Because 100% of membership dues go into the Alliances grant fund, the organization must look elsewhere to cover operational expenses. These expenses are currently supported by additional contributions from member companies, foundation grants and fundraising events.
Once fully funded, the Legacy Fund will permanently cover the current operating expenses for the Alliance.
“The Legacy Fund will ensure that The Conservation Alliance outlives us all,” said Sterling. “As long as there is an outdoor industry, we will be here ensuring that the industry is active in the effort to protect wild places for their habitat and recreational values.”
In addition to helping build the Legacy Fund, Patagonia, Inc. has committed to increasing their membership dues to $100,000 annually.
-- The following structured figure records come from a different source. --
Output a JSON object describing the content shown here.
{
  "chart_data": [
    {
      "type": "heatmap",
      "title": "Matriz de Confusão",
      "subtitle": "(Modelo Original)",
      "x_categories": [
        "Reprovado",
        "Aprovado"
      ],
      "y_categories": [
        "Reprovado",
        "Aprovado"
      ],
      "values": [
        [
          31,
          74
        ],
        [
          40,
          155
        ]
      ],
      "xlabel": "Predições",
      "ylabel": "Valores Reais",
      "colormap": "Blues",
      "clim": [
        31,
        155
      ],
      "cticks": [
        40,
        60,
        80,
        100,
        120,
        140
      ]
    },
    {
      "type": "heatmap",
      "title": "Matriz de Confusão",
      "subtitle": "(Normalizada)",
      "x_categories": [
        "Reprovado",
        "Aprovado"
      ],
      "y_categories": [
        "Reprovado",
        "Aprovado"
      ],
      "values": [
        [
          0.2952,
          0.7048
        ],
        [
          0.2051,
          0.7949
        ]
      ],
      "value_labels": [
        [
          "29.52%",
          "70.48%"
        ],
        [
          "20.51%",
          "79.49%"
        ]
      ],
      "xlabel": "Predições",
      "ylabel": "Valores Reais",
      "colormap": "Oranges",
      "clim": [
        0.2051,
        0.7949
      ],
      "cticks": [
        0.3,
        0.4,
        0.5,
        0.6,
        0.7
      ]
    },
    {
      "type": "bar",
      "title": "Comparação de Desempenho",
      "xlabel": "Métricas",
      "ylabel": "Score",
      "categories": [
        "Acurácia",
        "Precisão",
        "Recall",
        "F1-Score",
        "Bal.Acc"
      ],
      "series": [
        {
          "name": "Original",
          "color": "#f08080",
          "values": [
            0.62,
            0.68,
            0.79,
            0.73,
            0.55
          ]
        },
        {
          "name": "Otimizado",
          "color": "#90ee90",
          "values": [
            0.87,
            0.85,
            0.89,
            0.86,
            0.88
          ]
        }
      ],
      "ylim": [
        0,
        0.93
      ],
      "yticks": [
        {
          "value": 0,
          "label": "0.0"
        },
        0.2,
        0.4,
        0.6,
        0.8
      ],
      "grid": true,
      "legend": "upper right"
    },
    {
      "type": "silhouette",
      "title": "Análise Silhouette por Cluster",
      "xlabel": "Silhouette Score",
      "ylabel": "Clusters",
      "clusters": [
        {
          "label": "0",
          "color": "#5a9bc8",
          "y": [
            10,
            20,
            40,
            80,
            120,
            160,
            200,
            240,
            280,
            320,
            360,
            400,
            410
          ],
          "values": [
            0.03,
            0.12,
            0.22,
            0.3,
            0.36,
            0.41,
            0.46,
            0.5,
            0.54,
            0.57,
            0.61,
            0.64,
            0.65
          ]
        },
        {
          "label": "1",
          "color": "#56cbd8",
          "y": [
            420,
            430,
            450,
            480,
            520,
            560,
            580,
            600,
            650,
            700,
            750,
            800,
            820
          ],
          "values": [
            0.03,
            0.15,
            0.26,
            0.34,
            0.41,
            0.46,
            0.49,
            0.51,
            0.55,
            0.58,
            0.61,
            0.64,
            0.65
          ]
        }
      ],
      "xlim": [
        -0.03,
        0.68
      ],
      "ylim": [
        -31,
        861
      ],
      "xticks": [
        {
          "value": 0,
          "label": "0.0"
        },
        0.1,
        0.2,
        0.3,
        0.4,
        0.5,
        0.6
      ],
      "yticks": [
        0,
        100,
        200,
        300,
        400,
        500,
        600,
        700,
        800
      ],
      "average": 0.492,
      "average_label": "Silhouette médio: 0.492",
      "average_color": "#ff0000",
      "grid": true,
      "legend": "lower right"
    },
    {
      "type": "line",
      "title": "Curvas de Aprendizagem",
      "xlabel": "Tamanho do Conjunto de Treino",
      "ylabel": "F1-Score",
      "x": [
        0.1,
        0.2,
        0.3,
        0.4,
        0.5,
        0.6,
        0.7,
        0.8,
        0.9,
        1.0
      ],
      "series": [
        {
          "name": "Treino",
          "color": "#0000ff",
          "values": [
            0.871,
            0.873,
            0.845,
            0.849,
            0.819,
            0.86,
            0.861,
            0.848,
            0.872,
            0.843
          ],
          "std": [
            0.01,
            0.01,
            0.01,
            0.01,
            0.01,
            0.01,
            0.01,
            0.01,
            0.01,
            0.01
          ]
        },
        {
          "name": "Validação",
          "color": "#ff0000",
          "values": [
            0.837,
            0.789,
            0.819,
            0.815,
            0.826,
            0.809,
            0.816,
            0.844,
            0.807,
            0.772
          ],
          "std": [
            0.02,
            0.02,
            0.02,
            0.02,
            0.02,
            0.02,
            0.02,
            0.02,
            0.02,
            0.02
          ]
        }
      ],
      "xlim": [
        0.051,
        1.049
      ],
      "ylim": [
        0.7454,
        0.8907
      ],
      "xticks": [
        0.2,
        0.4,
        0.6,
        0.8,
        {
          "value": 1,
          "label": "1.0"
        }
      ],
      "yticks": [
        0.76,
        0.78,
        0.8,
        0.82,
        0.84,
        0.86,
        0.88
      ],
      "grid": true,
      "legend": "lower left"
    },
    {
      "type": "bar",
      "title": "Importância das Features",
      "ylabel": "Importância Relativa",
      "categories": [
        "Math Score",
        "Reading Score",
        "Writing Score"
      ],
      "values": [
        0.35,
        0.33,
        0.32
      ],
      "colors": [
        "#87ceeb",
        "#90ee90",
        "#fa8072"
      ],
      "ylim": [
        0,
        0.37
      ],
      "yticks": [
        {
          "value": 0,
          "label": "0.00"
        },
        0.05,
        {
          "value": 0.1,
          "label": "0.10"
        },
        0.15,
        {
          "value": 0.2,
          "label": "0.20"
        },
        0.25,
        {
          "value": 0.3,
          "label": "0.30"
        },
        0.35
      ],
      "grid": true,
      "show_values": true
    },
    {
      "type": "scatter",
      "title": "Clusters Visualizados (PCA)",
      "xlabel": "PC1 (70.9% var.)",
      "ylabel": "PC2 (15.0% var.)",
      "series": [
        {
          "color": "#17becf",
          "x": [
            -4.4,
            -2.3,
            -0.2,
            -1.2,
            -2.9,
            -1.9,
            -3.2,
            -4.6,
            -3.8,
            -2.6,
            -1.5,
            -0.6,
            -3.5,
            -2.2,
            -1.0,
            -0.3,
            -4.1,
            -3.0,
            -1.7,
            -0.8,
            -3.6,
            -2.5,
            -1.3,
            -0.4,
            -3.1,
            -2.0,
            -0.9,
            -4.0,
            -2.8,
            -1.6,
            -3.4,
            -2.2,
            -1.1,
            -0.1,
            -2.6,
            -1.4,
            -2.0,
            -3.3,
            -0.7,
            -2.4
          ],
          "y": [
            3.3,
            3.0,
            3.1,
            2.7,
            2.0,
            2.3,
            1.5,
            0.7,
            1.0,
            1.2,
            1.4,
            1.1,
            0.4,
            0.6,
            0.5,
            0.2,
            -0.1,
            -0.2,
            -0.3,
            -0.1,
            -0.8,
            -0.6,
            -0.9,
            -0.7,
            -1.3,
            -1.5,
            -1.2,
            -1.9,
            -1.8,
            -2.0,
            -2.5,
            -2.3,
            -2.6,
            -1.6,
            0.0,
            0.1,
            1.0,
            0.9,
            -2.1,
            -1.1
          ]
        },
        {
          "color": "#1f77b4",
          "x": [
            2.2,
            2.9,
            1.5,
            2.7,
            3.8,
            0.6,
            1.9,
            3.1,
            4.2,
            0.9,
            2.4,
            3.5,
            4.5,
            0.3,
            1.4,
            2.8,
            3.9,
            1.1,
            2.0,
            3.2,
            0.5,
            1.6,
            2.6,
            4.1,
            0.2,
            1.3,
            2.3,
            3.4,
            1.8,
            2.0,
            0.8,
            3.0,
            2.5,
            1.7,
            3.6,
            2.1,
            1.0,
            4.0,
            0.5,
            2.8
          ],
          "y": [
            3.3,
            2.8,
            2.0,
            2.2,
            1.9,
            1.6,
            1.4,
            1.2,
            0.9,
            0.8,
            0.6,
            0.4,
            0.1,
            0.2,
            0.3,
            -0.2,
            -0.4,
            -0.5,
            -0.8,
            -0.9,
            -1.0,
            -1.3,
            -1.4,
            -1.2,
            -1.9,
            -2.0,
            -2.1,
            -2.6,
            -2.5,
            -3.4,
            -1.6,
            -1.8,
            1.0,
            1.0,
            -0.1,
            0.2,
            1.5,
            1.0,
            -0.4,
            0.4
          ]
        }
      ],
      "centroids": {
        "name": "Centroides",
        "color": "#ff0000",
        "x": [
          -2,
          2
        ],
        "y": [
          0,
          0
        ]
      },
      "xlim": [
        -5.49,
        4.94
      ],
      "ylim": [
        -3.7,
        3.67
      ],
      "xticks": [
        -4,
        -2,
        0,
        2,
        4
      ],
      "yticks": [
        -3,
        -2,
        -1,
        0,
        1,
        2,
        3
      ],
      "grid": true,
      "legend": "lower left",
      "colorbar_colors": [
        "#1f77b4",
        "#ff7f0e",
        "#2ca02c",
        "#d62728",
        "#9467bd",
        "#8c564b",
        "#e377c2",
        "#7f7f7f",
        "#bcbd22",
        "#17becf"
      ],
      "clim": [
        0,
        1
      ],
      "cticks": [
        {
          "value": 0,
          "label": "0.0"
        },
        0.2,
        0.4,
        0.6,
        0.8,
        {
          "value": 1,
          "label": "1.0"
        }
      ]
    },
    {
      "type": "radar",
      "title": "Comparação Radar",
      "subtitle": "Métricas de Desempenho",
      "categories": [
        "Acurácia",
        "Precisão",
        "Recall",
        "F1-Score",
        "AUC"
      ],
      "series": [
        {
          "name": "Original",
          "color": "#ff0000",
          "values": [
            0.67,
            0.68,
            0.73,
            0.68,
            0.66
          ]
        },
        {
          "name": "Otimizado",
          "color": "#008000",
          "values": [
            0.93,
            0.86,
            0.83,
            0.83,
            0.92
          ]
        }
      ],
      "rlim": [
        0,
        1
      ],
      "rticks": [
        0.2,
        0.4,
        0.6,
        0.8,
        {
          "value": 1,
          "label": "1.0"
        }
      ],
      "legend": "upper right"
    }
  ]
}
As with all dues, the Alliance will direct these funds into its grant budget, and use Patagonias commitment to launch a review of the organizations dues structure.
“Our membership dues have not changed since 1989,” said Sterling. “With Patagonias commitment, we have the opportunity to update our dues structure in a way that challenges our larger members to make a greater annual contribution to our grant fund.”
A full review of the dues structure will be part of the Alliances 2008 strategic planning process. The Legacy Fund Campaign and the revised dues structure are slated to conclude in August, 2009, the Alliances 20th anniversary.
“I can think of no better way to celebrate our 20th anniversary than to secure permanent funding for our operational expenses, and to implement a new dues structure that will enable us to fund a greater number of conservation projects,” concluded Sterling.